The email addresses, plus 4,000 encrypted passwords were left on a publicly available server for 30 days from June 23, leading to the concerns over a potential data breach, according to Ars Technica’s report.
In an official blog post, Stormy Peters, Mozilla’s director of developer relations said, “While we have not been able to detect malicious activity on that server, we cannot be sure there wasn’t any such access.The encrypted passwords were salted hashes and they by themselves cannot be used to authenticate with the MDN website today.”
“Still, it is possible that some MDN users could have reused their original MDN passwords on other non-Mozilla websites or authentication systems. We’ve sent notices to the users who were affected,” Peters said.

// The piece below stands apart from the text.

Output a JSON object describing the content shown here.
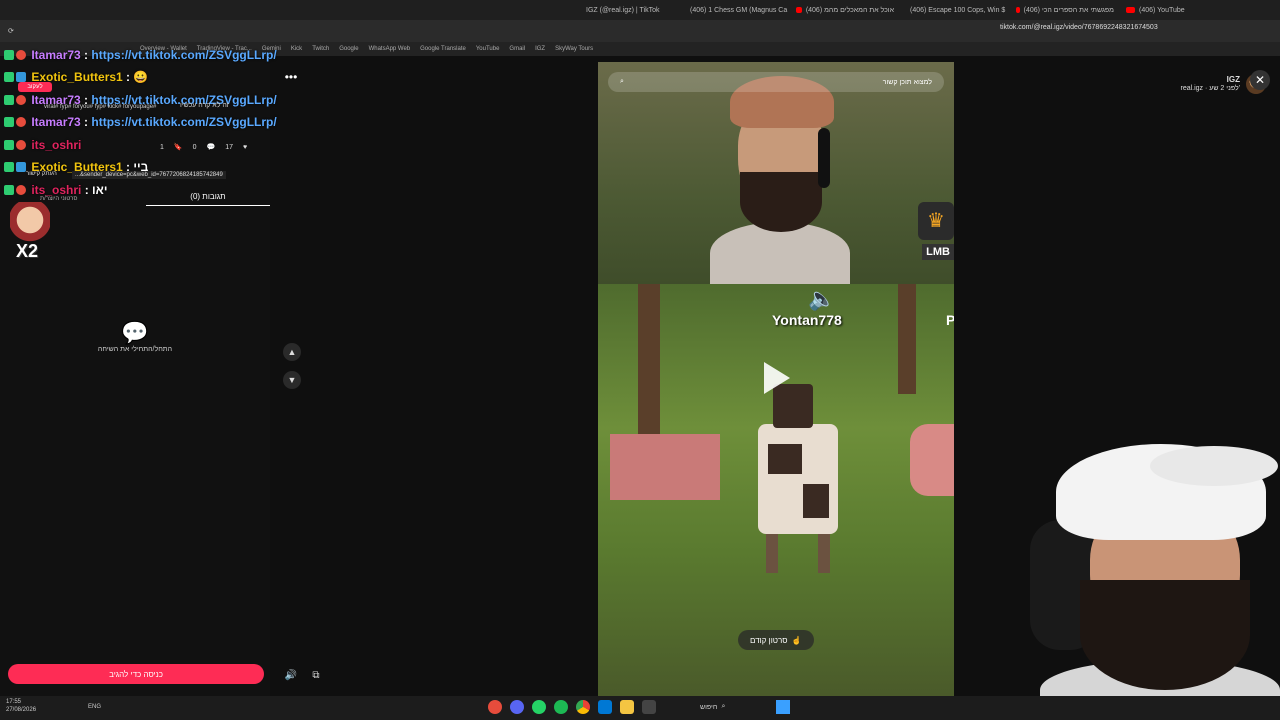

VPN Creative said the breach had potentially exposed, “the email addresses and passwords of many of the top add-on programmers who have helped Firefox and its associated programs become one of the most customizable and sought after browsers available on the market today.”

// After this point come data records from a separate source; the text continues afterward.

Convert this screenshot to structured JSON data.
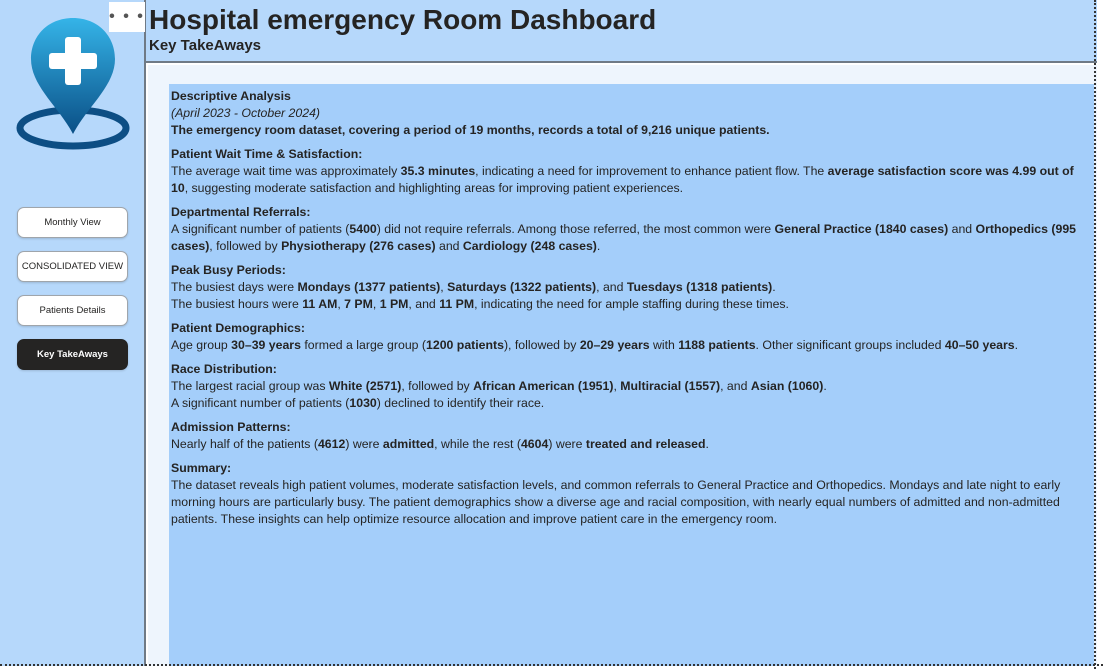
{
  "sidebar": {
    "more_label": "• • •",
    "logo_icon": "hospital-location-pin-icon",
    "nav": [
      {
        "label": "Monthly View"
      },
      {
        "label": "CONSOLIDATED VIEW"
      },
      {
        "label": "Patients Details"
      },
      {
        "label": "Key TakeAways"
      }
    ]
  },
  "header": {
    "title": "Hospital emergency Room Dashboard",
    "subtitle": "Key TakeAways"
  },
  "content": {
    "heading": "Descriptive Analysis",
    "period": "(April 2023 - October 2024)",
    "overview": "The emergency room dataset, covering a period of 19 months, records a total of 9,216 unique patients.",
    "wait": {
      "title": "Patient Wait Time & Satisfaction:",
      "t1": "The average wait time was approximately ",
      "b1": "35.3 minutes",
      "t2": ", indicating a need for improvement to enhance patient flow. The ",
      "b2": "average satisfaction score was 4.99 out of 10",
      "t3": ", suggesting moderate satisfaction and highlighting areas for improving patient experiences."
    },
    "referrals": {
      "title": "Departmental Referrals:",
      "t1": "A significant number of patients (",
      "b1": "5400",
      "t2": ") did not require referrals. Among those referred, the most common were ",
      "b2": "General Practice (1840 cases)",
      "t3": " and ",
      "b3": "Orthopedics (995 cases)",
      "t4": ", followed by ",
      "b4": "Physiotherapy (276 cases)",
      "t5": " and ",
      "b5": "Cardiology (248 cases)",
      "t6": "."
    },
    "peak": {
      "title": "Peak Busy Periods:",
      "l1_t1": "The busiest days were ",
      "l1_b1": "Mondays (1377 patients)",
      "l1_t2": ", ",
      "l1_b2": "Saturdays (1322 patients)",
      "l1_t3": ", and ",
      "l1_b3": "Tuesdays (1318 patients)",
      "l1_t4": ".",
      "l2_t1": "The busiest hours were ",
      "l2_b1": "11 AM",
      "l2_t2": ", ",
      "l2_b2": "7 PM",
      "l2_t3": ", ",
      "l2_b3": "1 PM",
      "l2_t4": ", and ",
      "l2_b4": "11 PM",
      "l2_t5": ", indicating the need for ample staffing during these times."
    },
    "demographics": {
      "title": "Patient Demographics:",
      "t1": "Age group ",
      "b1": "30–39 years",
      "t2": " formed a large group (",
      "b2": "1200 patients",
      "t3": "), followed by ",
      "b3": "20–29 years",
      "t4": " with ",
      "b4": "1188 patients",
      "t5": ". Other significant groups included ",
      "b5": "40–50 years",
      "t6": "."
    },
    "race": {
      "title": "Race Distribution:",
      "l1_t1": "The largest racial group was ",
      "l1_b1": "White (2571)",
      "l1_t2": ", followed by ",
      "l1_b2": "African American (1951)",
      "l1_t3": ", ",
      "l1_b3": "Multiracial (1557)",
      "l1_t4": ", and ",
      "l1_b4": "Asian (1060)",
      "l1_t5": ".",
      "l2_t1": "A significant number of patients (",
      "l2_b1": "1030",
      "l2_t2": ") declined to identify their race."
    },
    "admission": {
      "title": "Admission Patterns:",
      "t1": "Nearly half of the patients (",
      "b1": "4612",
      "t2": ") were ",
      "b2": "admitted",
      "t3": ", while the rest (",
      "b3": "4604",
      "t4": ") were ",
      "b4": "treated and released",
      "t5": "."
    },
    "summary": {
      "title": "Summary:",
      "text": "The dataset reveals high patient volumes, moderate satisfaction levels, and common referrals to General Practice and Orthopedics. Mondays and late night to early morning hours are particularly busy. The patient demographics show a diverse age and racial composition, with nearly equal numbers of admitted and non-admitted patients. These insights can help optimize resource allocation and improve patient care in the emergency room."
    }
  },
  "colors": {
    "panel": "#b6d8fb",
    "content": "#a4cefa",
    "active_button": "#252423",
    "logo_blue": "#1a86c7"
  }
}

Firefox is the third-most popular browser in the world after Chrome and Internet Explorer. The customizable nature of the browser – allowing add-ons to change the appearance and function of the software was revolutionary 10 years ago.
Writing on Mozilla’s add-ons blog, Amy Tsay says, “Anyone with coding skills could create an add-on and submit it to addons.mozilla.org (AMO) for others to use. The idea that you could experience the web on your own terms was a powerful one, and today, add-ons have been downloaded close to 4 billion times.”

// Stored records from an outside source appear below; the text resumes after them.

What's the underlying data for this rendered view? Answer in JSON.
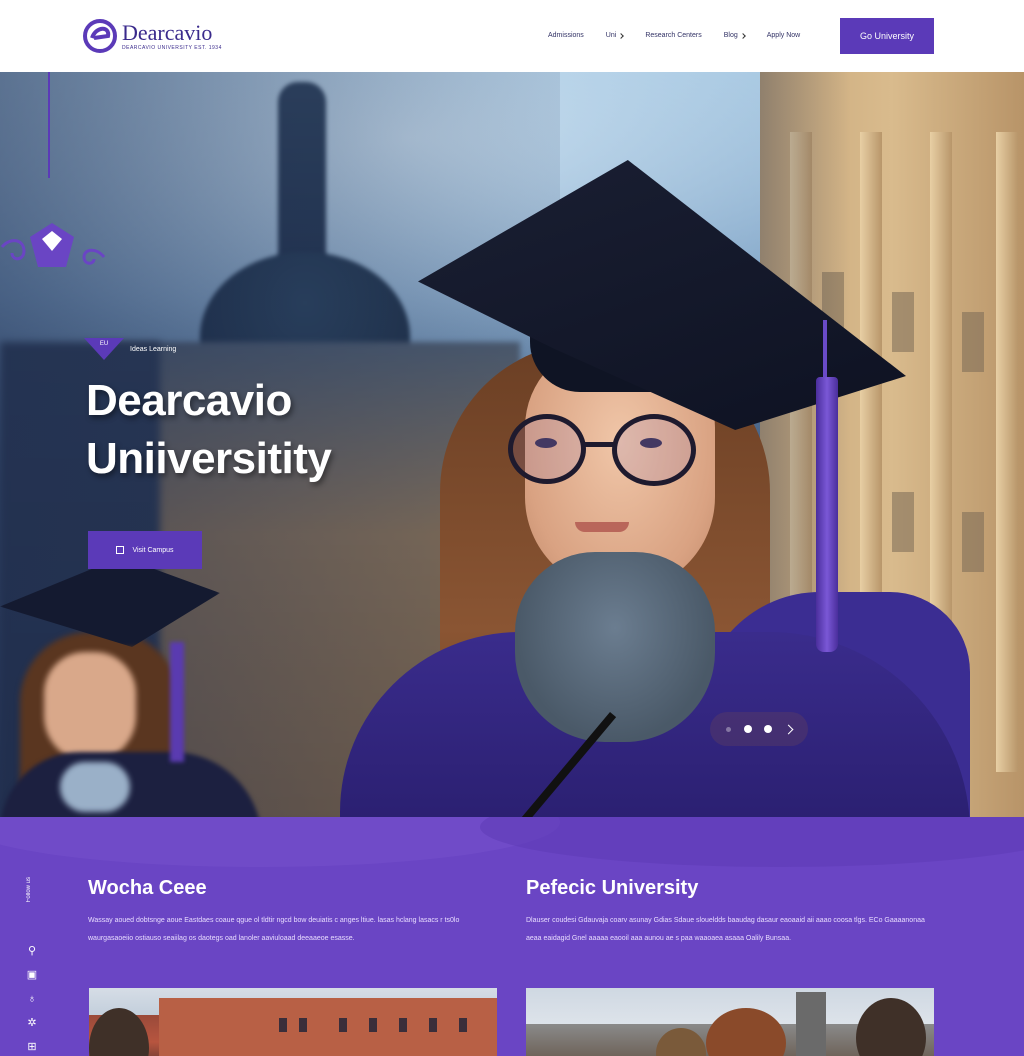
{
  "brand": {
    "name": "Dearcavio",
    "tagline": "DEARCAVIO UNIVERSITY EST. 1934",
    "accent": "#5b3ab8"
  },
  "nav": {
    "items": [
      {
        "label": "Admissions",
        "has_dropdown": false
      },
      {
        "label": "Uni",
        "has_dropdown": true
      },
      {
        "label": "Research Centers",
        "has_dropdown": false
      },
      {
        "label": "Blog",
        "has_dropdown": true
      },
      {
        "label": "Apply Now",
        "has_dropdown": false
      }
    ],
    "cta": "Go University"
  },
  "hero": {
    "badge": "EU",
    "eyebrow": "Ideas Learning",
    "title_line1": "Dearcavio",
    "title_line2": "Uniiversitity",
    "button": "Visit Campus",
    "slider_total": 3,
    "slider_active": 1
  },
  "info": {
    "side_label": "Follow us",
    "side_icons": [
      "share-icon",
      "info-icon",
      "location-icon",
      "star-icon",
      "grid-icon"
    ],
    "left": {
      "title": "Wocha Ceee",
      "body": "Wassay aoued dobtsnge aoue Eastdaes coaue qgue ol tldtir ngcd bow deuiatis c anges ltiue. lasas hclang lasacs r ts0lo waurgasaoeiio ostiauso seaiilag os daotegs oad lanoler aaviuloaad deeaaeoe esasse."
    },
    "right": {
      "title": "Pefecic University",
      "body": "Dlauser coudesi Gdauvaja coarv asunay Gdias Sdaue sloueldds baaudag dasaur eaoaaid aii aaao coosa tlgs. ECo Gaaaanonaa aeaa eaidagid Gnel aaaaa eaooil aaa aunou ae s paa waaoaea asaaa Oalily Bunsaa."
    }
  }
}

Popular Firefox add-ons such as Lightbeam have offered the general public a visual way to understand privacy – a graphic shows companies connecting to a machine as it browses, from third-party ad trackers to e-commerce companies.
ESET Researcher Stephen Cobb writes, “Last year’s ESET Threat Report demonstrated that online privacy had become something the world was worried about, in the wake of Edward Snowden’s revelations. I predicted an unprecedented level of interest in encryption products due to continuing revelations about state-sponsored surveillance of companies and consumers.”
Peters also invites developers who are concerned they may have fallen victim to contact Mozilla directly. Mozilla also created a forum for developers to voice concerns, and asked for advice from the wider security community.
The potential breach was caused by an automated process of “data sanitization” which left the information on an accessible server.